Based on the interviews and their extensive research of existing federal and state rules, the students proposed several policy options for Garcia’s office to pursue. The legislation introduced last month reflects student recommendations to strengthen high heat and air quality protections.
In the past, clinical students’ research has supported wildfire legislation, signed into law by Gov. Gavin Newsom last year, and measures to address sea-level rise. The clinic was first offered in 2019 and complements the Frank G. Wells Environmental Law Clinic, providing law students with year-round opportunities for hands-on training in environmental law. Beth Kent, an Emmett/Frankel Fellow and a 2018 graduate of UCLA Law, co-taught the clinic last fall.

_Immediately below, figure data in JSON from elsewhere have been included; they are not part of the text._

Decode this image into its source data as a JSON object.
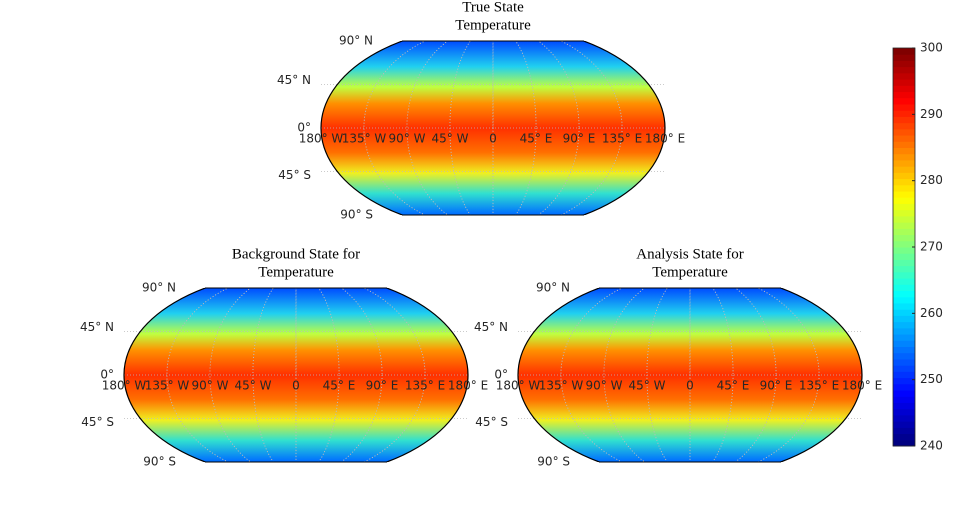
{
  "maps": [
    {
      "title": [
        "True State",
        "Temperature"
      ]
    },
    {
      "title": [
        "Background State for",
        "Temperature"
      ]
    },
    {
      "title": [
        "Analysis State for",
        "Temperature"
      ]
    }
  ],
  "graticule": {
    "lat_labels": [
      "90° N",
      "45° N",
      "0°",
      "45° S",
      "90° S"
    ],
    "lon_labels": [
      "180° W",
      "135° W",
      "90° W",
      "45° W",
      "0",
      "45° E",
      "90° E",
      "135° E",
      "180° E"
    ]
  },
  "colorbar": {
    "colormap": "jet",
    "lim": [
      240,
      300
    ],
    "ticks": [
      240,
      250,
      260,
      270,
      280,
      290,
      300
    ]
  }
}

In addition to the heat standard legislation, students in the clinic last fall supported legislation to curb single-use plastic waste and a comment letter to the California Geologic Energy Management Division, or CalGEM, on its new public health standard. Students also developed a white paper on potential reforms to California’s complex water laws.
“The hardest part of our research was distilling a few takeaway lessons for California — and the biggest lesson I learned was to ask for help,” said third-year student Kelsey Manes, who received guidance from reference librarian Caitlin Hunter to find and draw conclusions from a vast set of materials.
Their extensive research prepared students to share their proposals with legislators and their expert staffs.
“One of the biggest challenges was to do enough research to speak with confidence to lawmakers who are really well-versed on the topic,” said Reilly Nelson, a third-year student. “We wanted to be confident that our ideas were new and relevant, especially when talking to our clients, who are experts on these issues.”
Nelson, who researched political successes and failures of comprehensive plastics legislation in other states, said the clinic’s hands-on learning provided a unique learning experience and insight into how legislators develop policy proposals in concert with the interests of their constituents. “So much of law school is based on casebooks,” she said. “The clinic gave us an alternative perspective on what legislation is politically feasible in addition to what is ‘ideal.’”
In her post-graduation job at a law firm, Nelson plans to apply her new knowledge to help clients navigate the law. “Once you have a chance to work on legislation, you realize how interpreting the law is challenging and how the language might differ from what was envisioned at the start,” she said. “You get a sense of the overall design of the law, not just a snippet.”
Justin Breck, whose work focused on California’s water laws, interviewed a dozen experts from a range of perspectives, including advocates who had worked on litigation defending growers and irrigators, former staff lawyers for the California attorney general and nonprofit experts. Ahead of each call, Breck spent time crafting questions tailored to the interview subject, developing a critical skill for lawyers. “It felt like practice in how to create and ask meaningful questions to elicit useful information,” he said.
The clinic provides vital experience and support for students seeking public interest careers in environmental law. After Robinson expressed interest in a policy career, Stein and Kent made introductions and supported her application for an environmental diversity fellowship, leading to an internship this spring with Los Angeles County Supervisor Holly Mitchell to support the county’s phase out of oil and gas drilling, and a summer position with the California Governor’s Office of Planning and Research, where Robinson will work on environmental justice issues.
“The clinic professors were so invested and helpful in driving my career forward,” Robinson said. “The clinic built my skills, and the professors made the connections — it made a difference.”